The process of manufacturing CAR T-cells involves introducing a transgene into T cells using viral vectors, which can lead to genomic integration that may pose oncogenic risks. Specifically, insertional mutagenesis has been linked to cases of transgene-positive SPCs, such as T-cell lymphomas following treatment for multiple myeloma. The authors distinguish between SPCs arising from transgene-positive tumors and those resulting from predisposing conditions or prior chemotherapy. Patients who experience prolonged survival after CAR T-cell therapy may face an increased risk of developing SPCs over time, although this risk might be overshadowed by mortality from the primary cancer. Additionally, lymphodepletion prior to CAR T-cell infusion can compromise immune function, potentially leading to impaired antitumor surveillance and solid tumor growth.

In 2023, the FDA issued draft guidance regarding the oncogenic potential of CAR T-cell therapies following reports of 20 cases of T-cell lymphoma among approximately 30,000 treated patients. Subsequent studies have shown varying incidence rates of SPCs, ranging from 3% to 8%, depending on the study population and follow-up duration. Notably, these rates do not appear to be significantly higher than those observed in patients who did not receive CAR T-cell therapy. However, longer-term clinical trial follow-up is essential to better understand the true incidence of SPCs and establish dedicated endpoints for monitoring.
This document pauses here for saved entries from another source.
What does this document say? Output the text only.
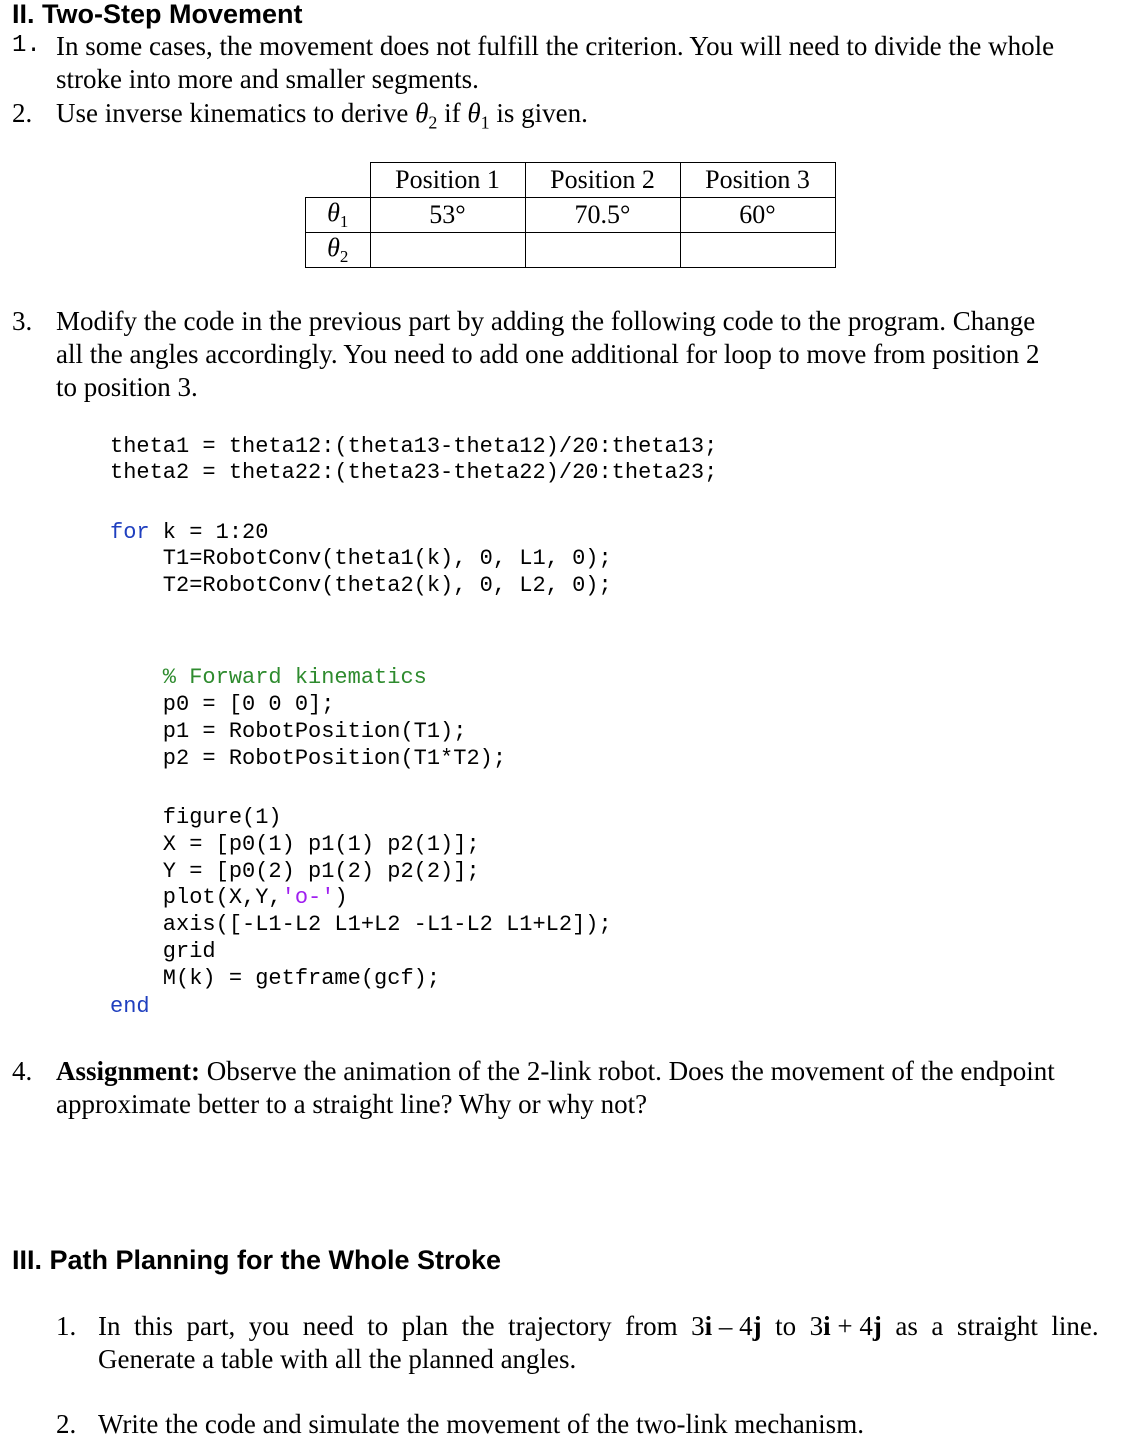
II. Two-Step Movement
1. In some cases, the movement does not fulfill the criterion. You will need to divide the whole
stroke into more and smaller segments.
2. Use inverse kinematics to derive $\theta_2$ if $\theta_1$ is given.
	Position 1	Position 2	Position 3
$\theta_1$	53°	70.5°	60°
$\theta_2$			
3. Modify the code in the previous part by adding the following code to the program. Change
all the angles accordingly. You need to add one additional for loop to move from position 2
to position 3.
theta1 = theta12:(theta13-theta12)/20:theta13;
theta2 = theta22:(theta23-theta22)/20:theta23;
for k = 1:20
T1=RobotConv(theta1(k), 0, L1, 0);
T2=RobotConv(theta2(k), 0, L2, 0);
% Forward kinematics
p0 = [0 0 0];
p1 = RobotPosition(T1);
p2 = RobotPosition(T1*T2);
figure(1)
X = [p0(1) p1(1) p2(1)];
Y = [p0(2) p1(2) p2(2)];
plot(X,Y,'o-')
axis([-L1-L2 L1+L2 -L1-L2 L1+L2]);
grid
M(k) = getframe(gcf);
end
4. Assignment: Observe the animation of the 2-link robot. Does the movement of the endpoint
approximate better to a straight line? Why or why not?
III. Path Planning for the Whole Stroke
1. In  this  part,  you  need  to  plan  the  trajectory  from  3i – 4j  to  3i + 4j  as  a  straight  line.
Generate a table with all the planned angles.
2. Write the code and simulate the movement of the two-link mechanism.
To address the risk of SPCs, the authors recommend open and transparent discussions with patients about the small but definitive risk associated with CAR T-cell therapy. They suggest that earlier administration of CAR T-cell therapy and reduced use of genotoxic chemotherapy may lower the risk of SPCs. Novel gene-editing methods that allow for more precise integration of therapeutic transgenes into T cells could also minimize the risk of insertional mutagenesis. Furthermore, screening for baseline clonal hematopoiesis and germline predisposition syndromes may help identify patients at higher risk for SPCs. Regular screenings and inflammation management strategies could serve as secondary prevention measures, while reliable reporting of SPCs across institutions is crucial for tertiary prevention.

The authors conclude that despite the reported correlations between CAR T-cell therapy and SPCs, there is limited evidence of causality. The benefits of CAR T-cell therapy in treating primary cancers generally outweigh the small risk of developing SPCs. Therefore, they advocate for cautious reassurance and personalized decision-making when considering CAR T-cell therapy. As research continues, optimizing CAR T-cell engineering and identifying genetic safe harbors within the T-cell genome will be critical for enhancing patient outcomes and minimizing potential risks.